Che cos’è il reato di devastazione e saccheggio? E’ un reato nato nel 1930 per combattere gli antifascisti ed ancora vigente nel nostro ordinamento nonostante siano passati più di 80 anni e combattuta una guerra di liberazione. Viene definito come incostituzionale da molte persone dato che è un reato indeterminato che punisce non una specifica condotta ma l’insieme di più azioni, anche se compiute da terzi, ed è un reato che prevede pene spropositate dagli 8 ai 15 anni. Va precisato che dal dopoguerra al 2000 è stato contestato solo 3 volte e sappiamo tutti quelli che sono stati il ‘68 e i gravi scontri di piazza con morti e feriti che hanno caratterizzato quegli anni. Nell’ultimo decennio però è “tornato di moda” e viene in modo sempre più arbitrario utilizzato contro chiunque scende in piazza a manifestare.

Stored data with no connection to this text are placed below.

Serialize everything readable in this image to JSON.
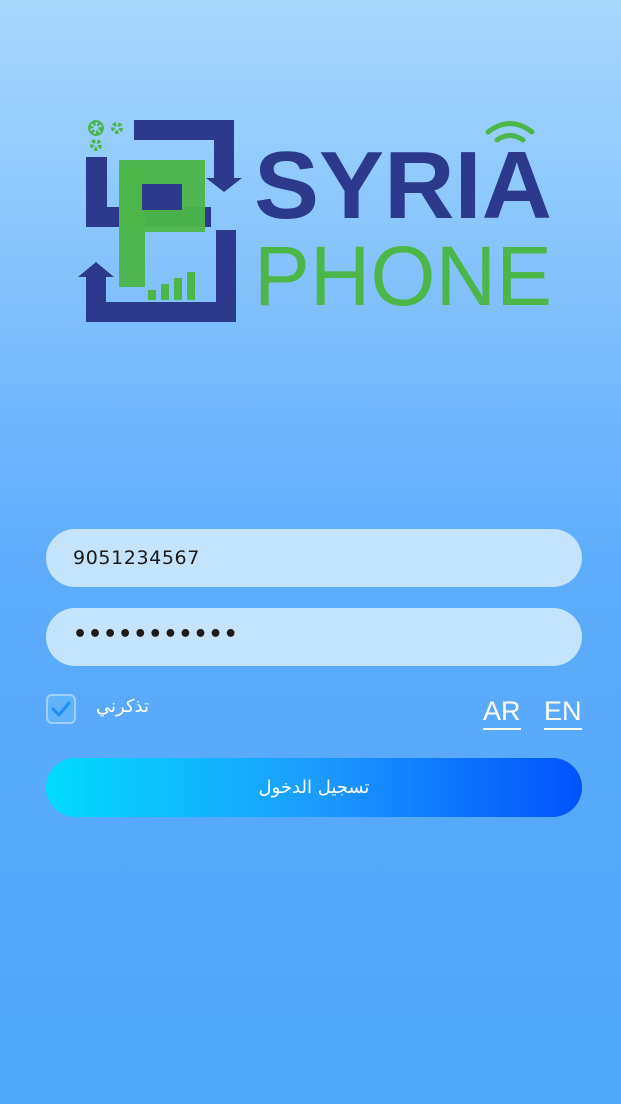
{
  "logo": {
    "line1": "SYRIA",
    "line2": "PHONE",
    "colors": {
      "blue": "#2c3a8e",
      "green": "#4cb648"
    }
  },
  "login_form": {
    "phone_value": "9051234567",
    "password_mask": "•••••••••••",
    "remember_me_label": "تذكرني",
    "remember_me_checked": true,
    "submit_label": "تسجيل الدخول"
  },
  "language": {
    "options": [
      "AR",
      "EN"
    ]
  },
  "colors": {
    "field_bg": "#c4e3fd",
    "button_gradient_start": "#00dcfe",
    "button_gradient_end": "#0052fd",
    "checkmark": "#1e8ff5"
  }
}
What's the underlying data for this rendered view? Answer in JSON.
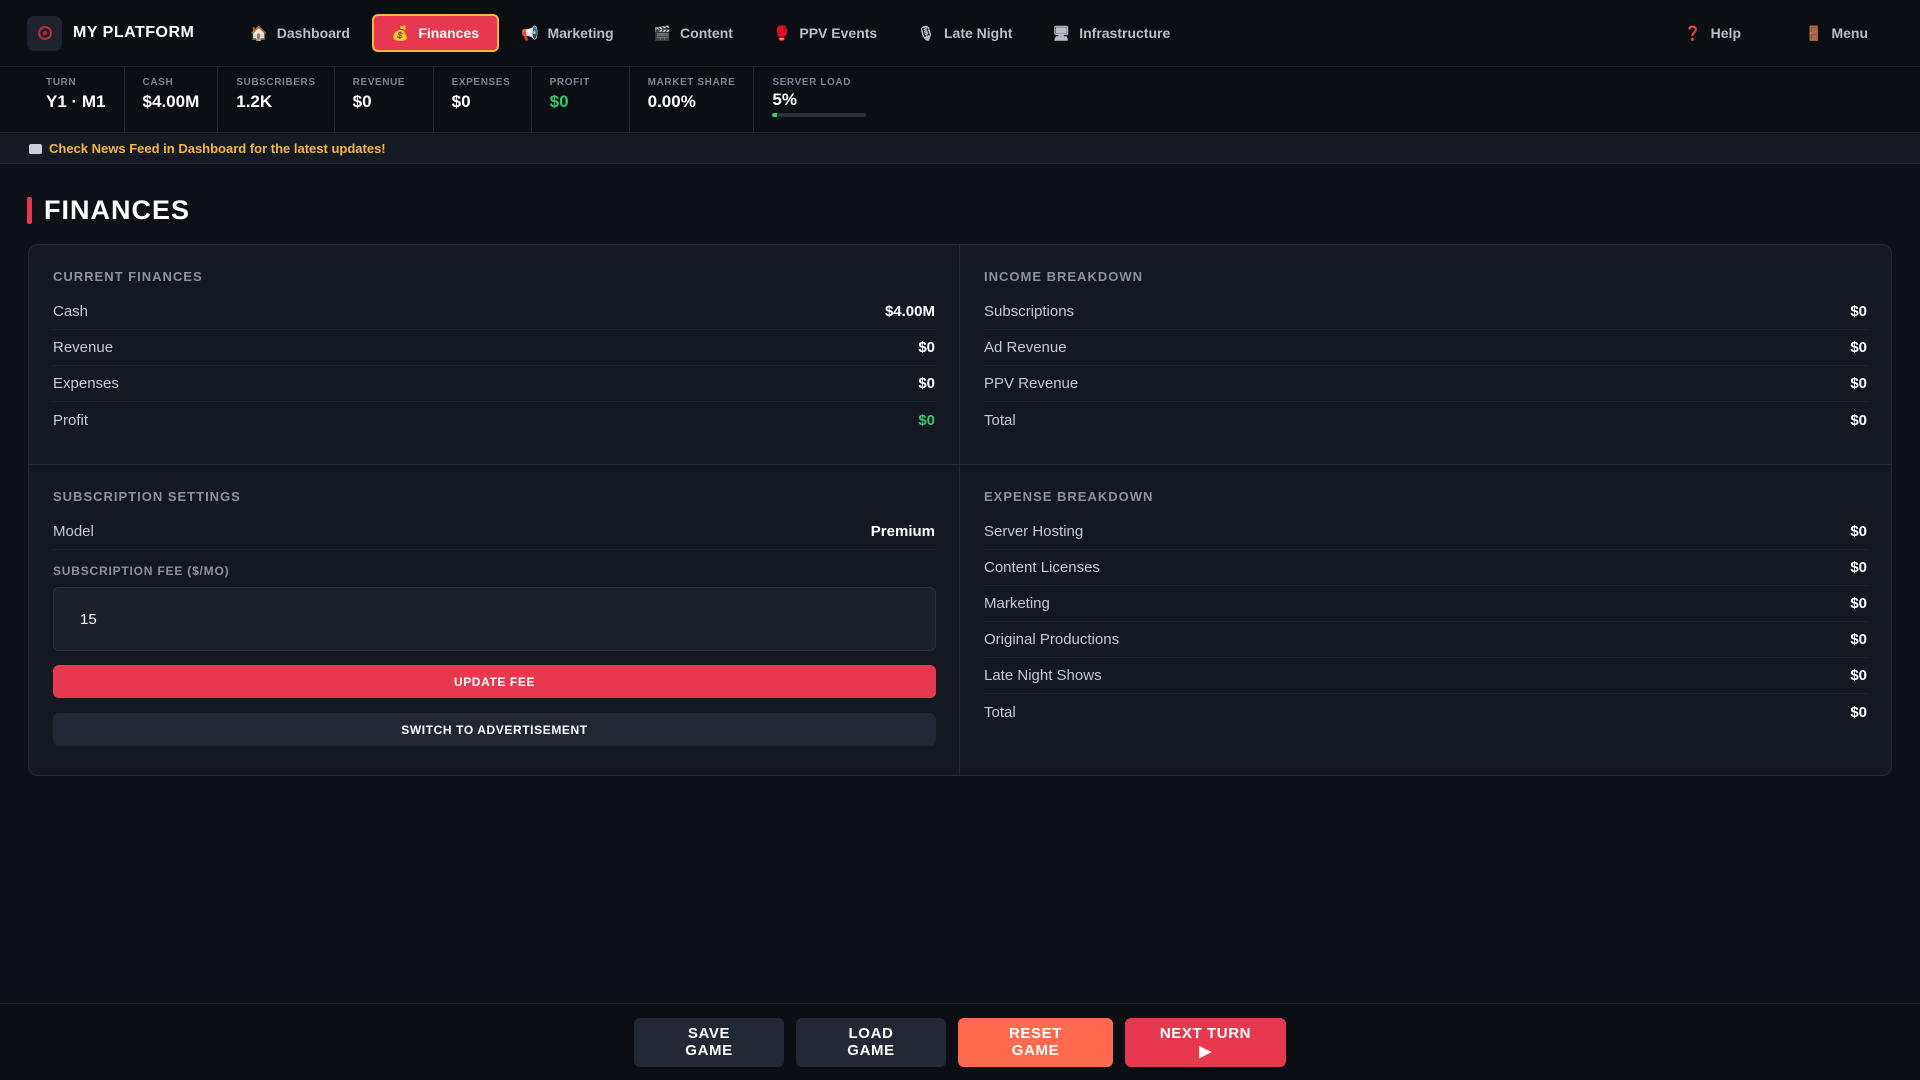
{
  "brand": {
    "name": "MY PLATFORM",
    "logo_icon": "record-icon"
  },
  "nav": {
    "items": [
      {
        "label": "Dashboard",
        "icon": "🏠"
      },
      {
        "label": "Finances",
        "icon": "💰",
        "active": true
      },
      {
        "label": "Marketing",
        "icon": "📢"
      },
      {
        "label": "Content",
        "icon": "🎬"
      },
      {
        "label": "PPV Events",
        "icon": "🥊"
      },
      {
        "label": "Late Night",
        "icon": "🎙"
      },
      {
        "label": "Infrastructure",
        "icon": "🖥"
      }
    ],
    "help": {
      "label": "Help",
      "icon": "❓"
    },
    "menu": {
      "label": "Menu",
      "icon": "🚪"
    }
  },
  "stats": {
    "turn": {
      "label": "TURN",
      "value": "Y1 · M1"
    },
    "cash": {
      "label": "CASH",
      "value": "$4.00M"
    },
    "subscribers": {
      "label": "SUBSCRIBERS",
      "value": "1.2K"
    },
    "revenue": {
      "label": "REVENUE",
      "value": "$0"
    },
    "expenses": {
      "label": "EXPENSES",
      "value": "$0"
    },
    "profit": {
      "label": "PROFIT",
      "value": "$0"
    },
    "market_share": {
      "label": "MARKET SHARE",
      "value": "0.00%"
    },
    "server_load": {
      "label": "SERVER LOAD",
      "value": "5%",
      "fraction": 0.05
    }
  },
  "news": {
    "text": "Check News Feed in Dashboard for the latest updates!"
  },
  "page": {
    "title": "FINANCES"
  },
  "current_finances": {
    "title": "CURRENT FINANCES",
    "rows": [
      {
        "label": "Cash",
        "value": "$4.00M"
      },
      {
        "label": "Revenue",
        "value": "$0"
      },
      {
        "label": "Expenses",
        "value": "$0"
      },
      {
        "label": "Profit",
        "value": "$0"
      }
    ]
  },
  "income_breakdown": {
    "title": "INCOME BREAKDOWN",
    "rows": [
      {
        "label": "Subscriptions",
        "value": "$0"
      },
      {
        "label": "Ad Revenue",
        "value": "$0"
      },
      {
        "label": "PPV Revenue",
        "value": "$0"
      },
      {
        "label": "Total",
        "value": "$0"
      }
    ]
  },
  "subscription_settings": {
    "title": "SUBSCRIPTION SETTINGS",
    "model_label": "Model",
    "model_value": "Premium",
    "fee_label": "SUBSCRIPTION FEE ($/MO)",
    "fee_value": "15",
    "update_button": "UPDATE FEE",
    "switch_button": "SWITCH TO ADVERTISEMENT"
  },
  "expense_breakdown": {
    "title": "EXPENSE BREAKDOWN",
    "rows": [
      {
        "label": "Server Hosting",
        "value": "$0"
      },
      {
        "label": "Content Licenses",
        "value": "$0"
      },
      {
        "label": "Marketing",
        "value": "$0"
      },
      {
        "label": "Original Productions",
        "value": "$0"
      },
      {
        "label": "Late Night Shows",
        "value": "$0"
      },
      {
        "label": "Total",
        "value": "$0"
      }
    ]
  },
  "footer": {
    "save": "SAVE GAME",
    "load": "LOAD GAME",
    "reset": "RESET GAME",
    "next": "NEXT TURN ▶"
  },
  "colors": {
    "accent": "#e63950",
    "active_border": "#f5b73c",
    "positive": "#2ecc71",
    "reset": "#ff6a4f",
    "news": "#f5b73c"
  }
}
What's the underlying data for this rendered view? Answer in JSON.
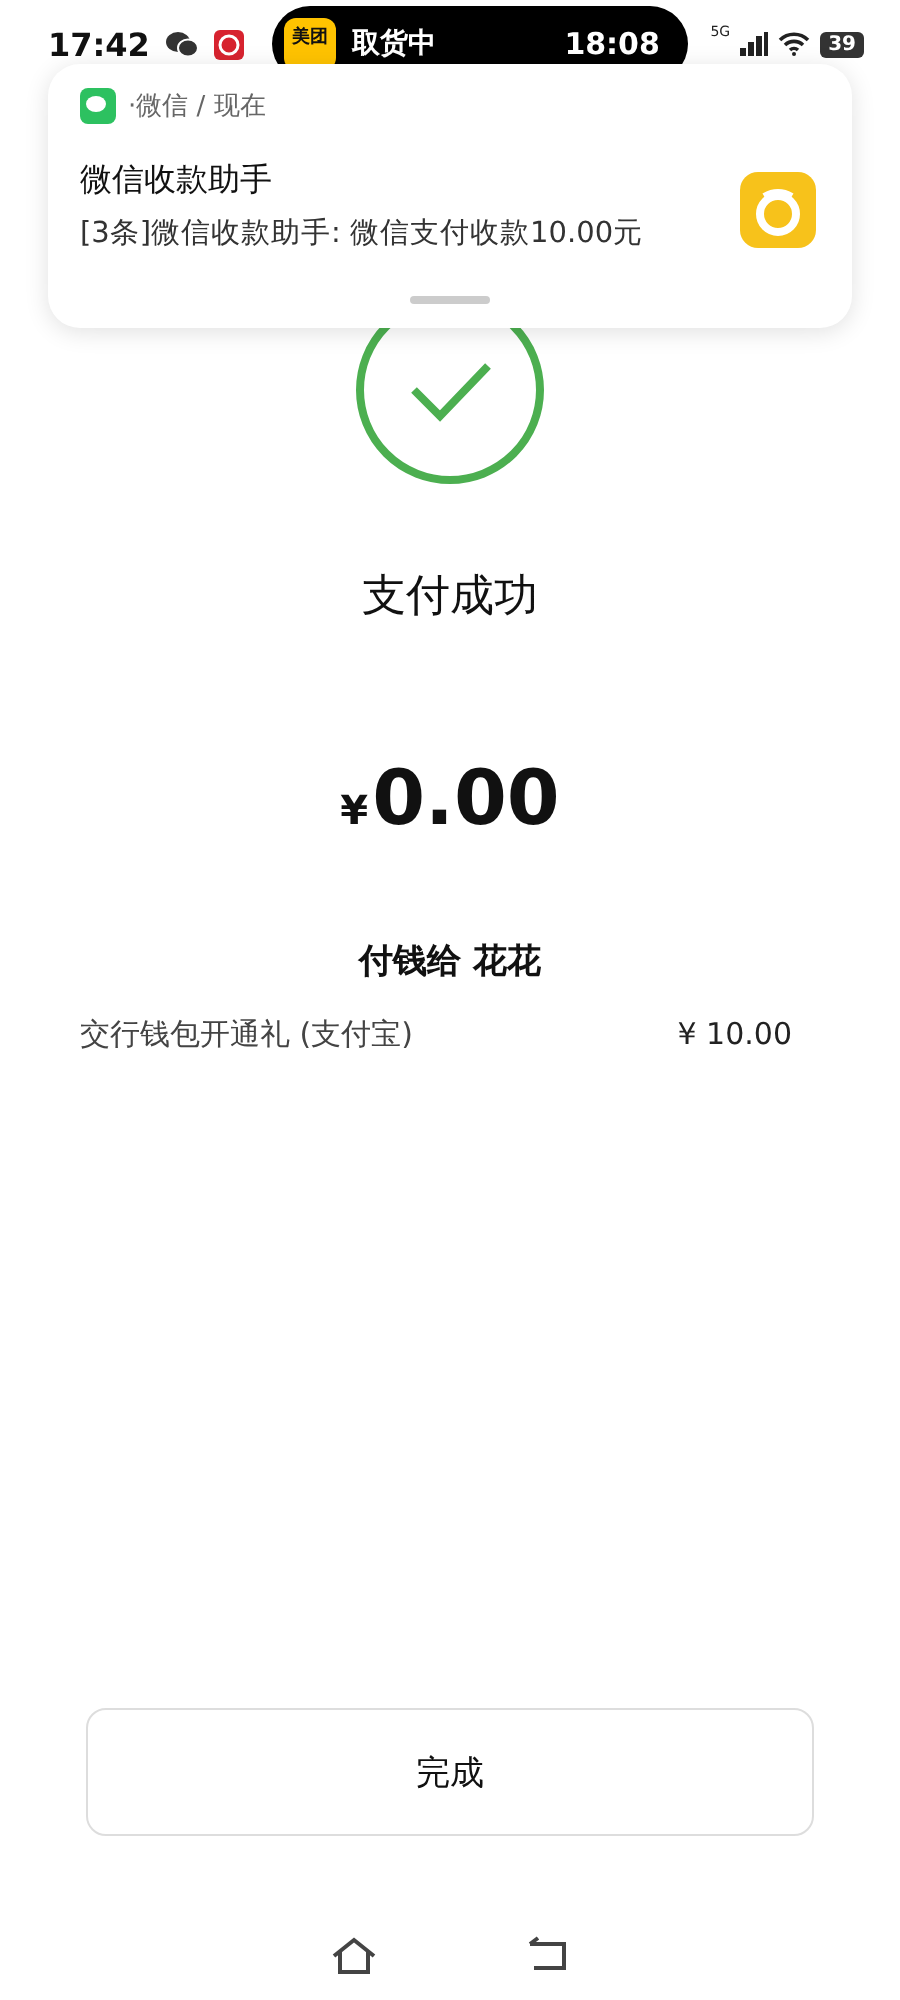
{
  "status_bar": {
    "time": "17:42",
    "live_activity": {
      "app_badge": "美团",
      "status": "取货中",
      "time": "18:08"
    },
    "network": "5G",
    "battery": "39"
  },
  "notification": {
    "source": "·微信 / 现在",
    "title": "微信收款助手",
    "body": "[3条]微信收款助手: 微信支付收款10.00元"
  },
  "result": {
    "title": "支付成功",
    "currency": "¥",
    "amount": "0.00",
    "payee": "付钱给 花花"
  },
  "discounts": [
    {
      "label": "交行钱包开通礼 (支付宝)",
      "value": "¥ 10.00"
    }
  ],
  "done_button": "完成"
}
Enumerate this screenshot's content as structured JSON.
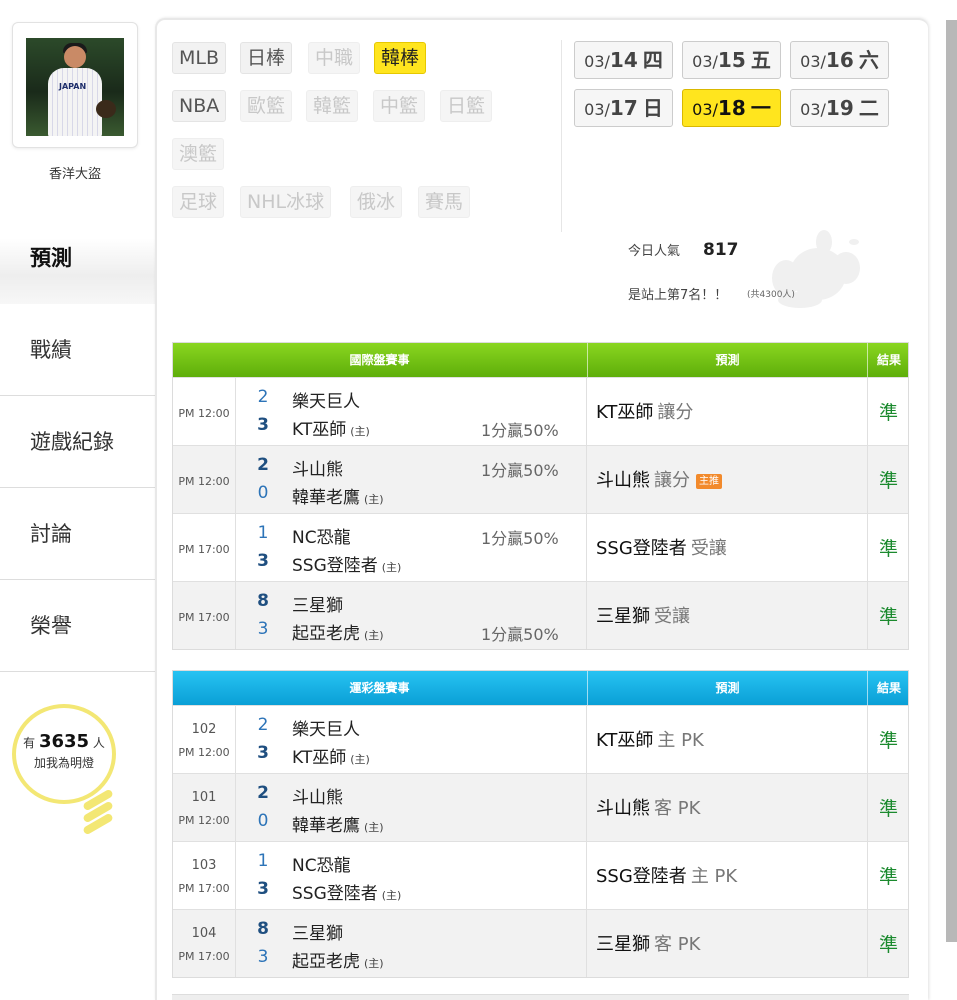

Quanto successo a Roma quel giorno è ben noto, Davide comunque è tranquillo, sa di aver si partecipato, ma di non essersi reso protagonista di atti di violenza. Come detto, tuttavia, il 20 Aprile del 2012 viene posto agli arresti domiciliari e ci resterà con serenità fino al 7 Gennaio 2013 quando affronta il giudizio di primo grado. In quella sede il giudice Battistini, dopo 15 minuti di orologio di camera di consiglio, esce con un verdetto già scritto condannando Davide e gli altri 5 imputati a 9 anni di reclusione (6 per aver scelto il rito abbreviato) e dal giorno seguente Davide inizia lo sciopero della fame per ribellarsi all’applicazione di un reato fascista.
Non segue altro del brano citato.